終わらない日常の中で
物語の落しどころというものを石黒正数という作家は探し続けていたのだと思う。
悪の組織が滅亡したあとのヒーローはどうすればいい?世界の終わりはどのように訪れれば面白いだろう?もし、唐突に共同生活をすることになった魔法使いの女の子がどんでもなく不細工だったら?
物語の行く末、結末を模索し続けた彼がたどり着いたのは廻り続ける商店街の日常だった。
デビュー作の「ヒーロー」では小さな楽しみと未来への期待を主人公は見つけただの学生へと戻っていく。漫画の面白さを追及して書いた(あとがきにて本人談)超能力者たちが島に取り残される話でも何一つ戦いは起こらず、物語も進まず、その日の夕ご飯の支度を手馴れたやりとりでこなす所で終わる。
結局、物語は日常へと帰っていくのだ。
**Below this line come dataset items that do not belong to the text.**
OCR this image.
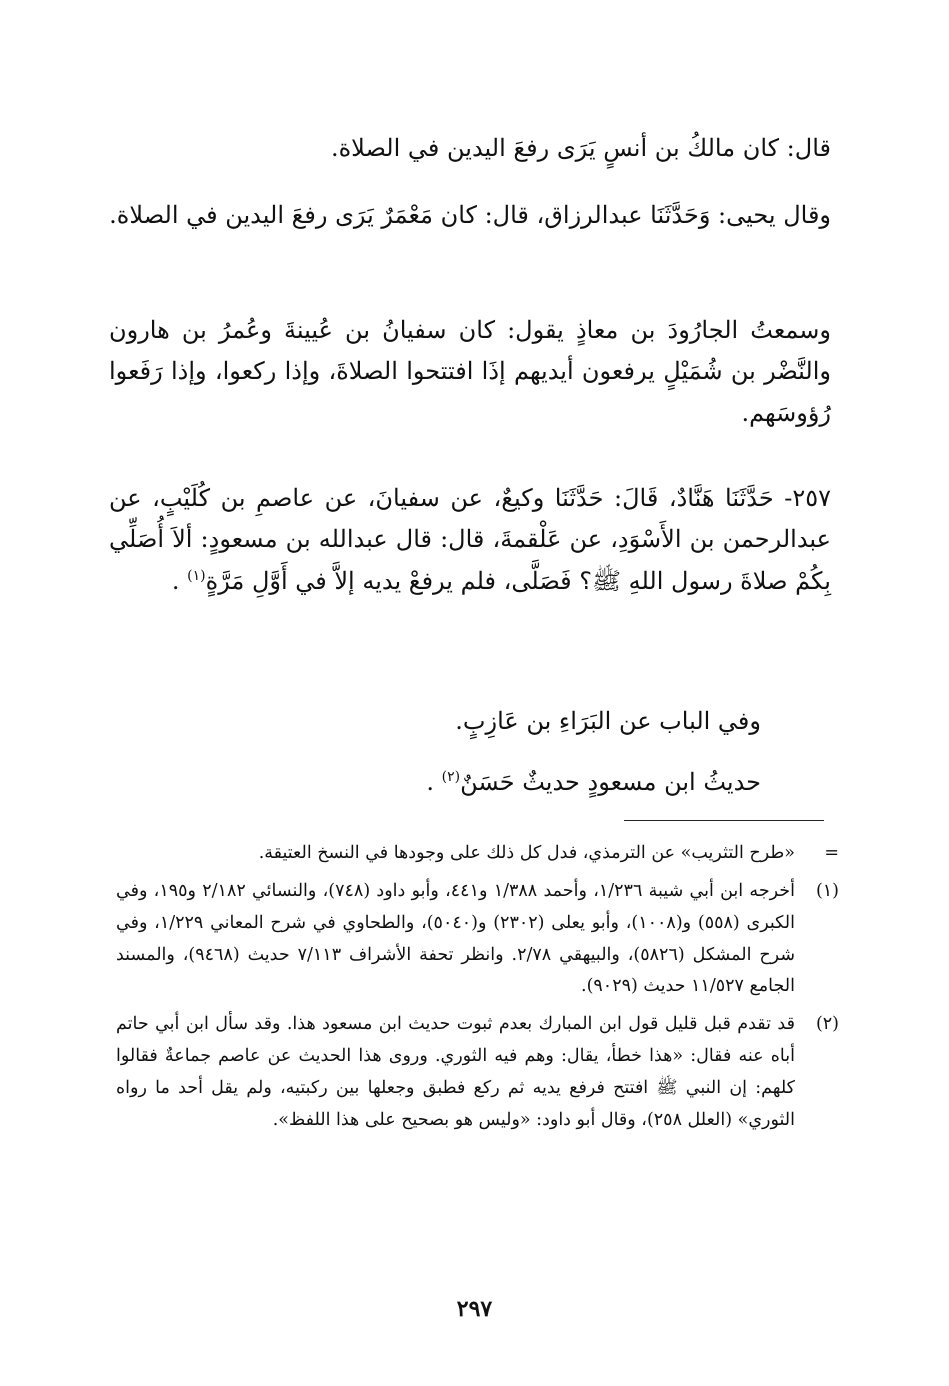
قال: كان مالكُ بن أنسٍ يَرَى رفعَ اليدين في الصلاة.

وقال يحيى: وَحَدَّثَنَا عبدالرزاق، قال: كان مَعْمَرٌ يَرَى رفعَ اليدين في الصلاة.

وسمعتُ الجارُودَ بن معاذٍ يقول: كان سفيانُ بن عُيينةَ وعُمرُ بن هارون والنَّضْر بن شُمَيْلٍ يرفعون أيديهم إذَا افتتحوا الصلاةَ، وإذا ركعوا، وإذا رَفَعوا رُؤوسَهم.

٢٥٧- حَدَّثَنَا هَنَّادٌ، قَالَ: حَدَّثَنَا وكيعٌ، عن سفيانَ، عن عاصمِ بن كُلَيْبٍ، عن عبدالرحمن بن الأَسْوَدِ، عن عَلْقمةَ، قال: قال عبدالله بن مسعودٍ: ألاَ أُصَلِّي بِكُمْ صلاةَ رسول اللهِ ﷺ؟ فَصَلَّى، فلم يرفعْ يديه إلاَّ في أَوَّلِ مَرَّةٍ$^{(١)}$ .

وفي الباب عن البَرَاءِ بن عَازِبٍ.

حديثُ ابن مسعودٍ حديثٌ حَسَنٌ$^{(٢)}$ .

=
«طرح التثريب» عن الترمذي، فدل كل ذلك على وجودها في النسخ العتيقة.
(١)
أخرجه ابن أبي شيبة ١/٢٣٦، وأحمد ١/٣٨٨ و٤٤١، وأبو داود (٧٤٨)، والنسائي ٢/١٨٢ و١٩٥، وفي الكبرى (٥٥٨) و(١٠٠٨)، وأبو يعلى (٢٣٠٢) و(٥٠٤٠)، والطحاوي في شرح المعاني ١/٢٢٩، وفي شرح المشكل (٥٨٢٦)، والبيهقي ٢/٧٨. وانظر تحفة الأشراف ٧/١١٣ حديث (٩٤٦٨)، والمسند الجامع ١١/٥٢٧ حديث (٩٠٢٩).
(٢)
قد تقدم قبل قليل قول ابن المبارك بعدم ثبوت حديث ابن مسعود هذا. وقد سأل ابن أبي حاتم أباه عنه فقال: «هذا خطأ، يقال: وهم فيه الثوري. وروى هذا الحديث عن عاصم جماعةٌ فقالوا كلهم: إن النبي ﷺ افتتح فرفع يديه ثم ركع فطبق وجعلها بين ركبتيه، ولم يقل أحد ما رواه الثوري» (العلل ٢٥٨)، وقال أبو داود: «وليس هو بصحيح على هذا اللفظ».
٢٩٧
しかし、彼が結末の向こう側として描かなかった主人公たちの日常はとても眩しいもののように思える。
だから、この作品のタイトルそのものが彼の出した答えなんだろう。
”それでも町は廻っている”
探偵に憧れる高校生の歩鳥の目を通してみる商店街の日常は不思議なこと、面白いこと、楽しいことで溢れている。謎に目がない彼女は日常の中に物語の扉を見つけては片っ端から開いていく。
推理小説家に憧れる歩鳥に小説家のお姉さんがひとつアドバイスをする。
「”毎日が楽しい”その気持ちを言葉にしていくのが小説家の仕事なのよ」
言葉で小説を書く人、音を音楽に変える人、イメージを絵で描く人。みな日常の中に生きている。日常の中で感じたこと、そこで生まれた想い。それがその人だけの物語になる。
物語はいつしか終わる。それでも日常は続く。物語は生まれ続ける。